New Yorkers know that their subway cars are peppered not only with advertisements for chemical skin peels and trade schools, but also with sponsored snippets of poetry. It would be noble, perhaps, to enjoy these bits of verse as an artsy escape from the maelstrom of the trains, the screeching of their brakes, the scurrying of rats on tracks, and the other, more generalized difficulties of the commute–but I am not noble in this respect. The choices are often insipid, and the poems seem to me so out of place, uncomfortable, artificial, on their little slanted panes. It seems too desperate, kind of sad, like raising a golden retriever in a New York studio. Poem, run free!

In response, therefore: this. I composed it on my way home tonight. It is the first (and maybe last, depending on feedback) of a series of poems in which lines of “Subway Verse” are interspersed with lines from other ads and posters in the specific subway car.
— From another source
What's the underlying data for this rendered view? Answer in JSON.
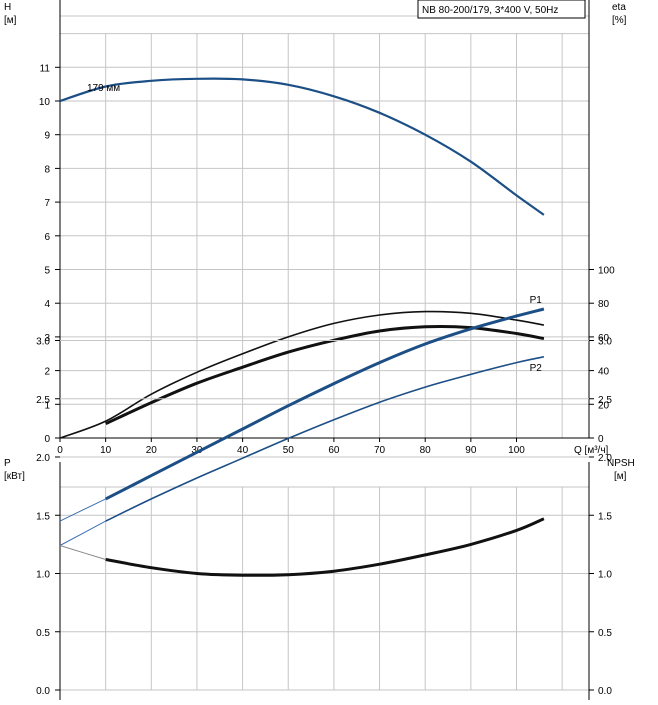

Here goes:

Music, when soft voices die,
must be made available to people with disabilities,
vibrates in the memory–
Map it!
Odors, when sweet violets sicken
on the subway,
live within the sense they quicken;
please be aware that not all disabilities are visible.
Rose leaves, when the rose is dead–
(you’ll be seeing this a lot)
are heaped for the beloved’s bed:
This is the symbol of our commitment.

And so thy thoughts
must be in one of the first five cars.
When thou art gone,
Become a dental assistant!
Love itself shall slumber on:
This could be the last ride of his life.

In case you didn’t enjoy this, in the words of another subway poster: “It’s a work in progress.”